Carlos Reinato, de 21 anos, trabalhador da construção civil, residente em Braga, conta que levou para casa um "pequeno buda" que encontrou no prédio Coutinho, enquanto trabalhava no interior do imóvel ao lado do pai, Willians.
Deixados para trás
Garrafas de vinho, gira-discos e discos de vinil ou uma cama ainda feita são outros achados que destaca. Para o jovem, que veio do Brasil com a família há cinco anos, a obra que executa ao contrário do habitual, desconstruindo em vez de construir, tem sido uma aventura.
"Fui pesquisar [na Internet] tudo sobre o prédio. Descobri que teve muita polémica. Para nós, é bom que deitem abaixo, porque ganhamos dinheiro com isso", diz Carlos.
Já o pai, comenta: "Fico em cima do muro [acerca da demolição], mas é um trabalho muito gostoso. É a primeira vez que fazemos desconstrução. Vamos ter história para contar aos netos".

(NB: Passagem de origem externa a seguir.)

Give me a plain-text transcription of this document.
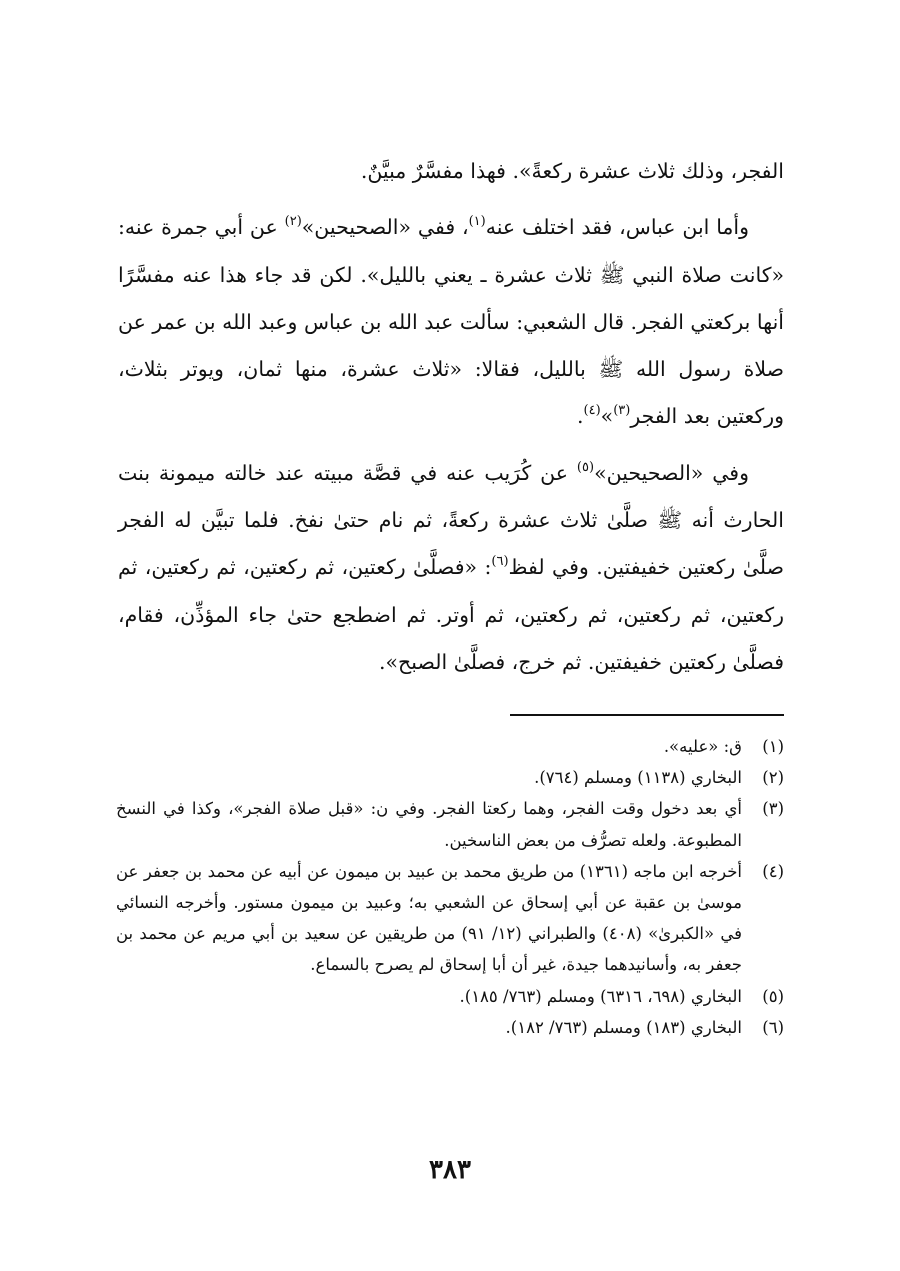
الفجر، وذلك ثلاث عشرة ركعةً». فهذا مفسَّرٌ مبيَّنٌ.

وأما ابن عباس، فقد اختلف عنه$^{(١)}$، ففي «الصحيحين»$^{(٢)}$ عن أبي جمرة عنه: «كانت صلاة النبي ﷺ ثلاث عشرة ـ يعني بالليل». لكن قد جاء هذا عنه مفسَّرًا أنها بركعتي الفجر. قال الشعبي: سألت عبد الله بن عباس وعبد الله بن عمر عن صلاة رسول الله ﷺ بالليل، فقالا: «ثلاث عشرة، منها ثمان، ويوتر بثلاث، وركعتين بعد الفجر$^{(٣)}$»$^{(٤)}$.

وفي «الصحيحين»$^{(٥)}$ عن كُرَيب عنه في قصَّة مبيته عند خالته ميمونة بنت الحارث أنه ﷺ صلَّىٰ ثلاث عشرة ركعةً، ثم نام حتىٰ نفخ. فلما تبيَّن له الفجر صلَّىٰ ركعتين خفيفتين. وفي لفظ$^{(٦)}$: «فصلَّىٰ ركعتين، ثم ركعتين، ثم ركعتين، ثم ركعتين، ثم ركعتين، ثم ركعتين، ثم أوتر. ثم اضطجع حتىٰ جاء المؤذِّن، فقام، فصلَّىٰ ركعتين خفيفتين. ثم خرج، فصلَّىٰ الصبح».

(١)
ق: «عليه».
(٢)
البخاري (١١٣٨) ومسلم (٧٦٤).
(٣)
أي بعد دخول وقت الفجر، وهما ركعتا الفجر. وفي ن: «قبل صلاة الفجر»، وكذا في النسخ المطبوعة. ولعله تصرُّف من بعض الناسخين.
(٤)
أخرجه ابن ماجه (١٣٦١) من طريق محمد بن عبيد بن ميمون عن أبيه عن محمد بن جعفر عن موسىٰ بن عقبة عن أبي إسحاق عن الشعبي به؛ وعبيد بن ميمون مستور. وأخرجه النسائي في «الكبرىٰ» (٤٠٨) والطبراني (١٢/ ٩١) من طريقين عن سعيد بن أبي مريم عن محمد بن جعفر به، وأسانيدهما جيدة، غير أن أبا إسحاق لم يصرح بالسماع.
(٥)
البخاري (٦٩٨، ٦٣١٦) ومسلم (٧٦٣/ ١٨٥).
(٦)
البخاري (١٨٣) ومسلم (٧٦٣/ ١٨٢).
٣٨٣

O "Jornal de Notícias" encontrou, a passar em frente ao prédio, o coronel Costa Santos, ex-combatente e antigo comandante da PSP de Viana, que viveu uma vida ali, no quinto andar, e foi dos últimos moradores a resistir à saída.
À pergunta sobre se lhe custa ver o prédio Coutinho ser demolido, respondeu com um gesto de quem atira o assunto para trás das costas. "Foram 50 anos", disse, continuando o seu percurso devagar e despreocupado.
Pormenores
Obra em 1973 - Em julho de 1972, a Câmara de Viana do Castelo vendeu em hasta pública o terreno, de 975m2, do então mercado municipal. Fernando Coutinho, ex-emigrante no Zaire (atual República Democrática do Congo), avançou com o negócio e construiu no local, a partir de 1973, o prédio com uma frente de 13 andares e um edifício de apoio, num total de 105 frações, habitado por 300 pessoas.

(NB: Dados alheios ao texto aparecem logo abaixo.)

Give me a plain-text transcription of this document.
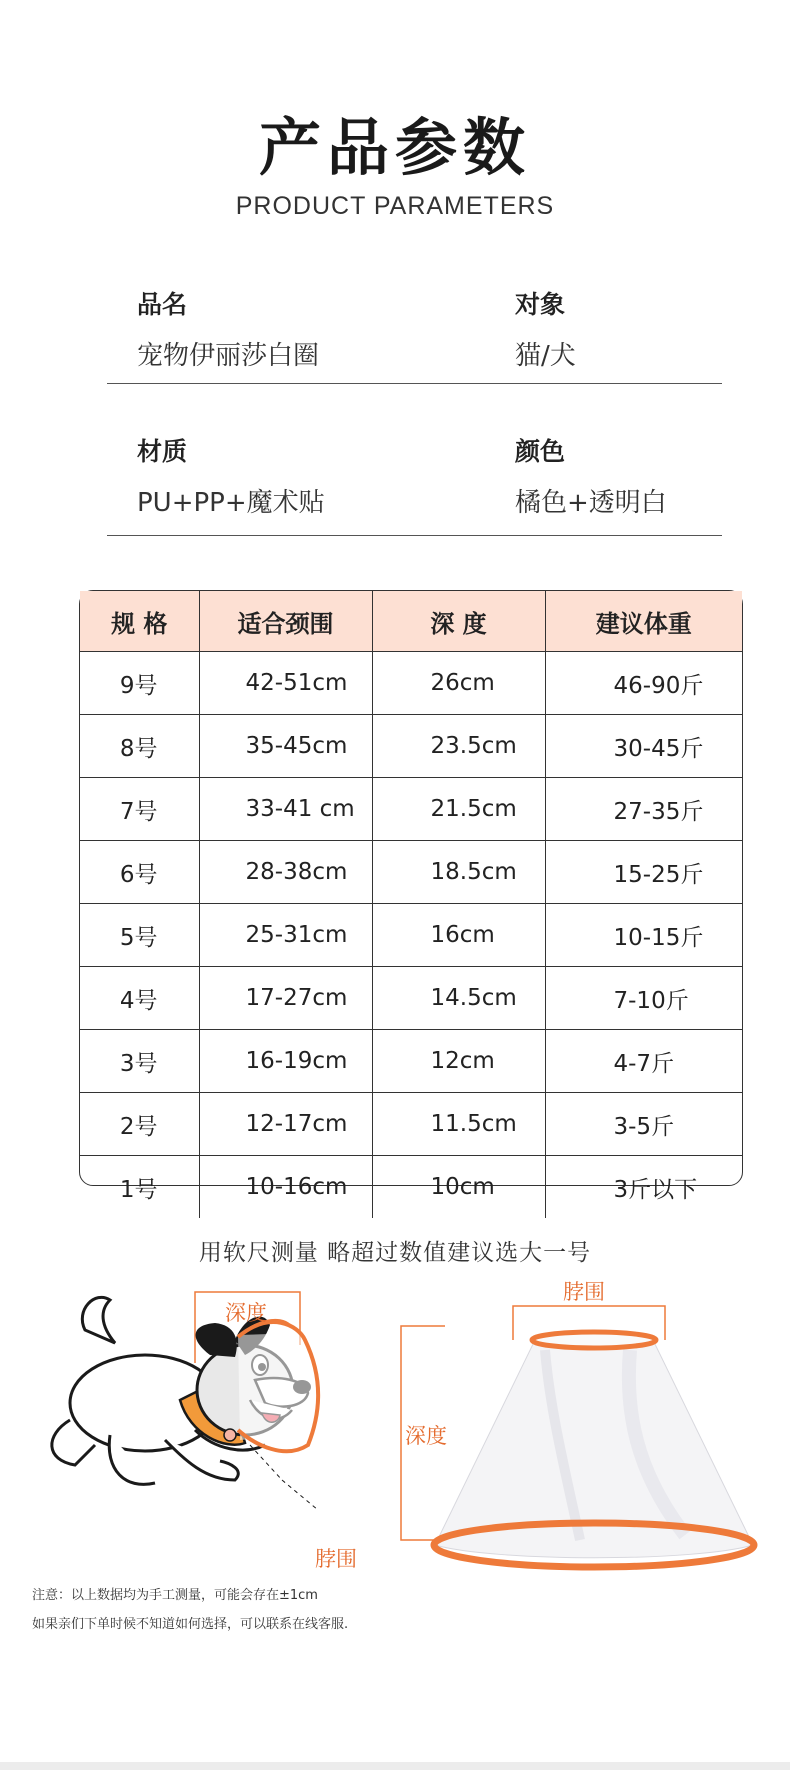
产品参数
PRODUCT PARAMETERS
品名
宠物伊丽莎白圈
对象
猫/犬
材质
PU+PP+魔术贴
颜色
橘色+透明白
规 格	适合颈围	深 度	建议体重
9号	42-51cm	26cm	46-90斤
8号	35-45cm	23.5cm	30-45斤
7号	33-41 cm	21.5cm	27-35斤
6号	28-38cm	18.5cm	15-25斤
5号	25-31cm	16cm	10-15斤
4号	17-27cm	14.5cm	7-10斤
3号	16-19cm	12cm	4-7斤
2号	12-17cm	11.5cm	3-5斤
1号	10-16cm	10cm	3斤以下
用软尺测量 略超过数值建议选大一号
深度
脖围
脖围
深度
注意：以上数据均为手工测量，可能会存在±1cm
如果亲们下单时候不知道如何选择，可以联系在线客服.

"Morte" anunciada - A demolição efetiva do prédio Coutinho anunciada em junho de 2000, no âmbito do programa Polis, avançou em agosto de 2021, com os primeiros trabalhos preliminares. Já tinha havido uma primeira tentativa em janeiro de 1975.
Números
559 portas em madeira vão ser retiradas do interior. Há ainda 166 portas em madeira maciça de entrada nas casas e 837 portas de armários embutidos (303).
181 sanitas em cerâmica vão ser retiradas das casas de banho, assim como 180 lavatórios, 179 bidés, 94 banheiras e 74 bases de duche em cerâmica.

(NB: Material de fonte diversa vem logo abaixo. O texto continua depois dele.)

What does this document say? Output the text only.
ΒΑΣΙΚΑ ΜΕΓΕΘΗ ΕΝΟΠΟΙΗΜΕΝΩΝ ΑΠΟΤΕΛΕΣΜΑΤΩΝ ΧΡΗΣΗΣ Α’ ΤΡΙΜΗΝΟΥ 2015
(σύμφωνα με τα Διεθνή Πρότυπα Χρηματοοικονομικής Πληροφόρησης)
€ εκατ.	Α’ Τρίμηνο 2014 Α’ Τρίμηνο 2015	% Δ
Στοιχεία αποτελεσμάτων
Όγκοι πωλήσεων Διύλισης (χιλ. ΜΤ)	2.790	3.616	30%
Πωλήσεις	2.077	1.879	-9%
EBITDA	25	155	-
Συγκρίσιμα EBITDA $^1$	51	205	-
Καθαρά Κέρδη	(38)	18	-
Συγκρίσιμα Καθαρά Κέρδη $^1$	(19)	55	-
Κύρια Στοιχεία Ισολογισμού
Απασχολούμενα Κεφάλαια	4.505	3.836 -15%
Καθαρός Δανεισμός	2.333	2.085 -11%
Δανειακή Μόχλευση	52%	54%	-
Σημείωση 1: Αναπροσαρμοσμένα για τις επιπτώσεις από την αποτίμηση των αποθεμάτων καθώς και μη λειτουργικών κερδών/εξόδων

359 torneiras de lavatório e 166 (misturadoras) com chuveiro retiradas das casas de banho e 89 torneiras (misturadoras) extraídas de cozinhas. E ainda 166 puxadores metálicos.
89 portas de elevador em alumínio e vidro. Além de muitos outras portas: 323 em vidro e madeira, 24 em alumínio e plástico, 109 em alumínio e vidro. E todas as de entrada no prédio.
5,49 metros cúbicos de betão produzido e com 100% de possibilidade de reciclagem. Além de 17,1 m3 de misturas de betão, tijolos, ladrilhos, telhas e outros materiais cerâmicos.